Shadow Banking : étude de ses effets sur le financement de l’économie

Shadow Banking : Etude des effets sur le financement de l’économie

Le Conservatoire National des Arts et Métiers CNAM

Département Management – Innovation – Prospective

Mémoire pour l’obtention du Master 2 en Sciences de Gestion

Mention Management, spécialité prospective, innovation, stratégie et organisation

Shadow Banking : étude de ses effets sur le financement de l’économie

SHADOW BANKING :

Avenir de la finance ou simple échappatoire à l’arbitrage réglementaire ?

Par

Marion LE BRUCHEC

Jury :

Philippe Durance, Professeur du Cnam – Chaire Prospective & Développement durable, Cnam

Yvon Pesqueux, Professeur du Cnam – Chaire Développement des systèmes d’organisation, Cnam

Lionel Roure, Maître de conférences – Chaire Economie de la Technologie et de l’Innovation, Cnam

Présenté et soutenu publiquement

en juin 2013

Remerciements

Etude des effets du Shadow Banking sur le financement de l’économie.

Mémoire de Management C.N.A.M., Paris 2013

Résumé

Les activités de shadow banking (finance de l’ombre) sont au cœur de l’actualité depuis la crise financière des subprimes en 2008.

Ce système financier parallèle représente une part non négligeable des transactions financières dans les pays développés.

A l’image du système bancaire classique, le shadow banking remplit des fonctions de transformation (maturité et liquidité) et de collatéralisation.

La sphère financière constituée de deux systèmes complémentaires : système traditionnel et la finance de l’ombre, est au centre des problématiques de financement de l’économie.

Par conséquent, le shadow banking est certainement impliqué de façon durable dans le développement économique.

Mots clés : shadow banking, finance de l’ombre, financement parallèle, financement désintermédié, titrisation, collateralisation, hedge funds, MMF, SPV, Prime Broker

Summary

The activities related to the shadow banking have been a major concern since the worldwide economic crisis which took place in 2008.

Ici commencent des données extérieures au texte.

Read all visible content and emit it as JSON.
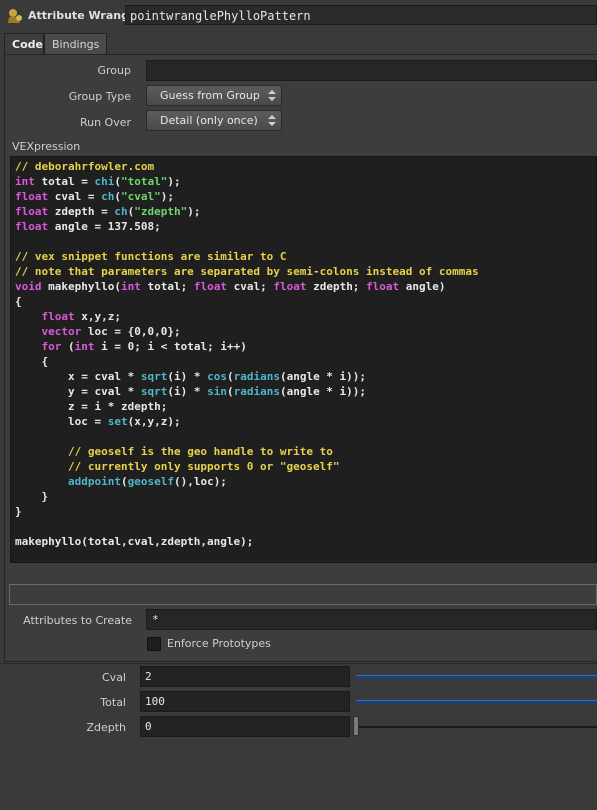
{
  "header": {
    "node_type": "Attribute Wrangle",
    "node_name": "pointwranglePhylloPattern",
    "icon": "wrangle-node-icon"
  },
  "tabs": [
    {
      "label": "Code",
      "active": true
    },
    {
      "label": "Bindings",
      "active": false
    }
  ],
  "params": {
    "group_label": "Group",
    "group_value": "",
    "group_type_label": "Group Type",
    "group_type_value": "Guess from Group",
    "run_over_label": "Run Over",
    "run_over_value": "Detail (only once)",
    "vexpression_label": "VEXpression",
    "attributes_label": "Attributes to Create",
    "attributes_value": "*",
    "enforce_label": "Enforce Prototypes"
  },
  "code_lines": [
    "// deborahrfowler.com",
    "int total = chi(\"total\");",
    "float cval = ch(\"cval\");",
    "float zdepth = ch(\"zdepth\");",
    "float angle = 137.508;",
    "",
    "// vex snippet functions are similar to C",
    "// note that parameters are separated by semi-colons instead of commas",
    "void makephyllo(int total; float cval; float zdepth; float angle)",
    "{",
    "    float x,y,z;",
    "    vector loc = {0,0,0};",
    "    for (int i = 0; i < total; i++)",
    "    {",
    "        x = cval * sqrt(i) * cos(radians(angle * i));",
    "        y = cval * sqrt(i) * sin(radians(angle * i));",
    "        z = i * zdepth;",
    "        loc = set(x,y,z);",
    "",
    "        // geoself is the geo handle to write to",
    "        // currently only supports 0 or \"geoself\"",
    "        addpoint(geoself(),loc);",
    "    }",
    "}",
    "",
    "makephyllo(total,cval,zdepth,angle);"
  ],
  "spare": {
    "cval_label": "Cval",
    "cval_value": "2",
    "total_label": "Total",
    "total_value": "100",
    "zdepth_label": "Zdepth",
    "zdepth_value": "0"
  },
  "colors": {
    "comment": "#e8d24a",
    "type": "#d85ad8",
    "string": "#6fd66f",
    "function": "#4fb6c9"
  }
}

This parallel financial system represents nowadays, a large part of the financial transactions in the developed countries.

Like the classical banking system, the shadow banking aims at the transformation of the functions (maturity and liquidity) and the collateralization.

The financial system is made of two complementary systems: the traditional one, and the shadow banking which is at the heart of all majors concerns regarding the funding of the economy.